Al Qaeda resurgent in Iraq
January 4, 2014A senior security official in Anbar province told the AFP news agency on Saturday that "Fallujah is under the control of ISIL," referring to al Qaeda-linked group the Islamic State of Iraq and the Levant.
An AFP reporter in Fallujah also said that ISIL seemed to be in control, with no security forces or anti-al-Qaeda militiamen visible on the streets.
"It has turned into a ghost town," a resident told agency dpa. "Everything is closed, and streets are empty except for gunmen, and gunfire is frequently heard."
The jihadist occupation of Fallujah took place a day after Iraqi security forces and allied Sunni fighters killed Abu Abdel-Rahman al-Baghdadi, a key ISIL leader.
Parts of the cities of Ramadi and Fallujah, two major cities west of Baghdad, have been held by militants for days, following fighting that broke out Monday.
Fourteen died in and near Ramadi on Monday and Tuesday. Though later tolls were not immediately clear, more than 100 people were killed on Friday in Ramadi and Fallujah, in the country's deadliest single day in years.
Hundreds of gunmen, some bearing the black flags often flown by jihadists, gathered at outdoor weekly Muslim prayers in central Fallujah on Friday, a witness said.
Jihadist strongholds
The fighting provides an uncomfortable reminder of the US-led occupation that began in 2003. American troops, aided by Sunni tribesmen in the Sahwa militia forces, fought for years from late 2006 to wrest control of the region west of Baghdad - the governorate of al Anbar - from militants.

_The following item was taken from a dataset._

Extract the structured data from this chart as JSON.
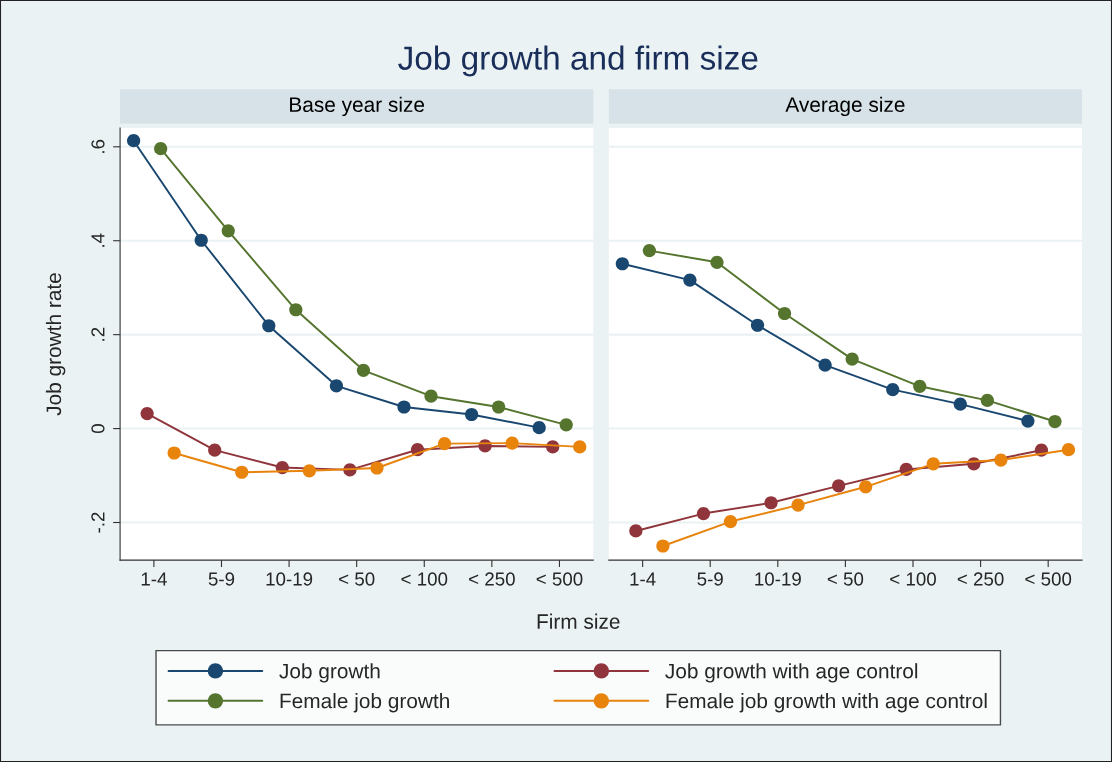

US forces suffered almost one-third of their total Iraq fatalities in Anbar, according to independent website icasualties.org.
The ISIL - a new incarnation of the jihadist insurgency - has made a comeback following the US withdrawal and the outbreak of Syria's civil war in 2011.
The Ramadi protest camp operation pushed Sunni tribes into conflict with the government, and the al Qaeda-related group has successfully used the wave of popular Sunni anger to its advantage.
Increasing violence has raised the prospect of a return to the sectarian violence that almost sparked a civil war in Iraq in 2006 and 2007. According to United Nations estimates, nearly 9,000 people were killed in 2013, the highest annual death toll in Iraq in five years.